Not so good reasons:
– CCRM is not confident that the CGH lab is really up and running. And CCRM does not really want to say it that way.
– CCRM is doing MA studies and are therefore, diverting all their samples to MA labs to build the population. (If so, they may not necessarily be doing it according to the best interest of the patient.)
We signed the MA consents this morning because we did want our ER to be delayed. We still do not know if MA would really be a better choice since I did not have time to research it since we knew about it only last Monday. I wish I had more time to research this.
So here I am less than 12 hours to my ER and I am looking for information on MA! And it turns out, the related literature are so highly technical that layman me can’t really understand it fully. Anyhow, just wanted to list them here (at the bottom) just in case some of you (specially those in the allied medical services) are able to read and understand them!
I have learned for a long time now (but not without much misery) that I can’t control everything. In fact, I can only control a few inconsequential things. So, I just put my trust on the Lord who has plans for me… to give me hope and a future.
“For I know the plans I have for you,” declares the LORD, “plans to prosper you and not to harm you, plans to give you hope and a future.” Jeremiah 29:11
Would you tell me what you get out of these literature???
Imprinted Gene Expression Analysis in Human Preimplantation Embryos: Biomarkers for Assessing Epigenetic Disruption
See how sample prep is done on page 5, top slide.
DNA Fingerprinting Identifies Viable IVF Embryos
-Published May 2008 and work in progress managed to “discover a cluster of genes known to be involved in important processes during embryo implantation that were expressed in the viable blastocysts. These genes regulate processes like cell adhesion, communication, metabolism, and responding to stimuli.”
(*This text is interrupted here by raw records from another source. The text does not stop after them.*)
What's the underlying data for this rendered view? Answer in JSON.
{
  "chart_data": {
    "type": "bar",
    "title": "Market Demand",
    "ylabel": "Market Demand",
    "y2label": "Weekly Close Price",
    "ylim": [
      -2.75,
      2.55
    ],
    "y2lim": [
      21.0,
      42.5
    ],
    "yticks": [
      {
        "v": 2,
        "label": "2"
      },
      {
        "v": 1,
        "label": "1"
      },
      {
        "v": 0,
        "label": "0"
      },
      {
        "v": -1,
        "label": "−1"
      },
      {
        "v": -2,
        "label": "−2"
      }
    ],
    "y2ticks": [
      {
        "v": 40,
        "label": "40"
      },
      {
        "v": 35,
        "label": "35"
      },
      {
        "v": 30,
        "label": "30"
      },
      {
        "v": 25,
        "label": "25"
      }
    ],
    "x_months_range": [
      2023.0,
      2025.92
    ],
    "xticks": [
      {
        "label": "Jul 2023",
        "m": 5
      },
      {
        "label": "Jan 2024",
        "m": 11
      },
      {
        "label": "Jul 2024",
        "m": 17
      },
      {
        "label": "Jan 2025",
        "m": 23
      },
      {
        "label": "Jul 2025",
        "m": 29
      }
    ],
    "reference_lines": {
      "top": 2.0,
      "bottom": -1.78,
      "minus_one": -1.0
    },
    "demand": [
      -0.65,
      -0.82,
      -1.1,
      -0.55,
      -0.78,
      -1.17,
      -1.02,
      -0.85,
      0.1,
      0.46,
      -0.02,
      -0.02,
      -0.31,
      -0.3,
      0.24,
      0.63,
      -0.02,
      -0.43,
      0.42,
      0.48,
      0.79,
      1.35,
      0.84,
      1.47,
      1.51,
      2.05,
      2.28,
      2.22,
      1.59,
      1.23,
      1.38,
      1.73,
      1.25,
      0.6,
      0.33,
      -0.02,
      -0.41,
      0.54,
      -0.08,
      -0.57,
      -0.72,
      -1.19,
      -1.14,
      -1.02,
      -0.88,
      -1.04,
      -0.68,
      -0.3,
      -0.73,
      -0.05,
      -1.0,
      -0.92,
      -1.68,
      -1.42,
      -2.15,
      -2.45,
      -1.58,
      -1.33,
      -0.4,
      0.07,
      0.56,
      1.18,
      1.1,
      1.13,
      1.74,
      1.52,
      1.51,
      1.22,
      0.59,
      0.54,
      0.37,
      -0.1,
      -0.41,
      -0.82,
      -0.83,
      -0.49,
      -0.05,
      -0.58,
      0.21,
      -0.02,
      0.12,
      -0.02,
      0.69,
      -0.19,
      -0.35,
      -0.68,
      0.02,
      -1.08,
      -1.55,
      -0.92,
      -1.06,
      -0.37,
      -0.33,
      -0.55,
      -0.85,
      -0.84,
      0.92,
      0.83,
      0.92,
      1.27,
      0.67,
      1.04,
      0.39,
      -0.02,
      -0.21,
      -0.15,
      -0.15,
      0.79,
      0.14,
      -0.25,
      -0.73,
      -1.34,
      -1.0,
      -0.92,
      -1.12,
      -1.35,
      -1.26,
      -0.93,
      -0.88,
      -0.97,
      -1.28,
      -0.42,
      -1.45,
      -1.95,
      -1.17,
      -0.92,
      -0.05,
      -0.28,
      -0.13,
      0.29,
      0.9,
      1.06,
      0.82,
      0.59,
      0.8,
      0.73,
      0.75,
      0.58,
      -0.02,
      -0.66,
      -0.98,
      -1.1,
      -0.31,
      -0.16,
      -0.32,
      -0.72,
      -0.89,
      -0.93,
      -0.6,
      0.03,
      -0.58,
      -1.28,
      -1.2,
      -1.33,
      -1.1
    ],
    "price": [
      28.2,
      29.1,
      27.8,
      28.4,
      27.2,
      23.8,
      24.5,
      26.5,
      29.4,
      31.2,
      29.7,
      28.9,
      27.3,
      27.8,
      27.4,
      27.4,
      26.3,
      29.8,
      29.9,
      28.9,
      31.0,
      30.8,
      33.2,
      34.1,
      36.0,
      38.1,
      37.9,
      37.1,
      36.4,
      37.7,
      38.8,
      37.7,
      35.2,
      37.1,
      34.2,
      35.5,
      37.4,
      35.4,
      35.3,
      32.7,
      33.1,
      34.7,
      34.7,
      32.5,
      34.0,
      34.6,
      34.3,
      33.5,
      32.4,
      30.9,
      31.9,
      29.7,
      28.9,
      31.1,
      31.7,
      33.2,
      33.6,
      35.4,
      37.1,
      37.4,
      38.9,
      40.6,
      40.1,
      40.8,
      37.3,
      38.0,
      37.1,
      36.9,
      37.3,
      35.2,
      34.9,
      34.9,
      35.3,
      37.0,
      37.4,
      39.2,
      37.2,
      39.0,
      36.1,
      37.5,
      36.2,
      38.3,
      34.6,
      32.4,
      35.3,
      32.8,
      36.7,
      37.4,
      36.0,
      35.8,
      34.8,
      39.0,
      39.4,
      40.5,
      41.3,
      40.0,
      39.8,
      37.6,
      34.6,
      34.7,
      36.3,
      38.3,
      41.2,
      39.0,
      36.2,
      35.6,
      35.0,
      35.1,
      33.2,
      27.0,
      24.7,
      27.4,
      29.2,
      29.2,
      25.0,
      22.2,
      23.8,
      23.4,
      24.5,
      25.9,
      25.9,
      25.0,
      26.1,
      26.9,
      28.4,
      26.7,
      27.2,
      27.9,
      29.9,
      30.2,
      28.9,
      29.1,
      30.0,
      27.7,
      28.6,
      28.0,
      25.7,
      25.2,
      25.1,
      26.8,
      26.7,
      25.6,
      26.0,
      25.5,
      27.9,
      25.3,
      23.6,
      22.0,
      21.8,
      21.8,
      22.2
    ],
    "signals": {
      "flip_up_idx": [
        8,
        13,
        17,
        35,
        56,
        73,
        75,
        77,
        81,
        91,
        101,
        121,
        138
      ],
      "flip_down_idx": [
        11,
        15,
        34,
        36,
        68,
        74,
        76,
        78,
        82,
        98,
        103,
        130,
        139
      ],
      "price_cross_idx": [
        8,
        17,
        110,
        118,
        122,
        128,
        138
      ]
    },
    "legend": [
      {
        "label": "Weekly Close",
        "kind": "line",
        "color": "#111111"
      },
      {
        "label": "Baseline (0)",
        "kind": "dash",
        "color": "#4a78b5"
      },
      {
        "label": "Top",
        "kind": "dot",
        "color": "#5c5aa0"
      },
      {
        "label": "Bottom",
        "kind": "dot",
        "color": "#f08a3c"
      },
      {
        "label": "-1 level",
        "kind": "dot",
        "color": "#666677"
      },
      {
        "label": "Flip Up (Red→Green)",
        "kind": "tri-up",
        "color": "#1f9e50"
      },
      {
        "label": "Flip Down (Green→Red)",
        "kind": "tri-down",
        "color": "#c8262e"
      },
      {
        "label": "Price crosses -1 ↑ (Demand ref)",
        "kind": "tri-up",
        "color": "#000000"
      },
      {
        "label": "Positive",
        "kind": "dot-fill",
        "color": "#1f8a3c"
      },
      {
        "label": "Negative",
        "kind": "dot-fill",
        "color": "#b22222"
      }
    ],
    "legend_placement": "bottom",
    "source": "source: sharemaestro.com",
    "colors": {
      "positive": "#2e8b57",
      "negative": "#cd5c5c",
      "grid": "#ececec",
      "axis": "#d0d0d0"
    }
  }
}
Novel strategy with potential to identify developmentally competent IVF blastocysts
“RESULTS: Blastocyst biopsy did not appear to impair developmental competence. Comparative microarray analysis of cDNA from pooled ‘viable’ and ‘non-viable’ TE samples identified over 7000 transcripts expressed exclusively in ‘viable’ blastocysts. The most significant of these included transcripts involved in cell adhesion and cell communication, key processes that have been associated with mammalian implantation. DNA fingerprinting of three cohorts of sibling blastocysts identified those blastocyst(s) that produced term pregnancies. Submitted on October 11, 2007; resubmitted on February 27, 2008; accepted on March 18, 2008.”
Preimplantation Microarray Analysis (PMA) is a Robust technique that allows for Aneuploidy Screening of all 24 chromosomes with a lower Misdiagnosis rate than FISH based methodologies.
B. Levy1,2, O. Nahum1, M. Kamani2, K. Miller2, J. Su2, N. Treff2, R. Scott, Jr.2 1) Dept Pathology, Columbia University, New York, NY; 2) Reproductive Medicine Associates of New Jersey, Morristown, NJ.
Reprogenetics: Microarray Flyer
It’s interesting how they call the microarray technology as “aCGH” for “array-based CGH”.
BTW, as part of the Microarray procedure, we were required to:
– provide blood samples to the MA lab (some lab out there is going to have our genes in their library!)
– sign consents to biopsy, to participate in the MA research sponsored by another clinic, and to participate in one of the CCRM clinical studies.
Alright, it’s about 20 minutes to midnight… I better go to sleep now. I have an ER tomorrow!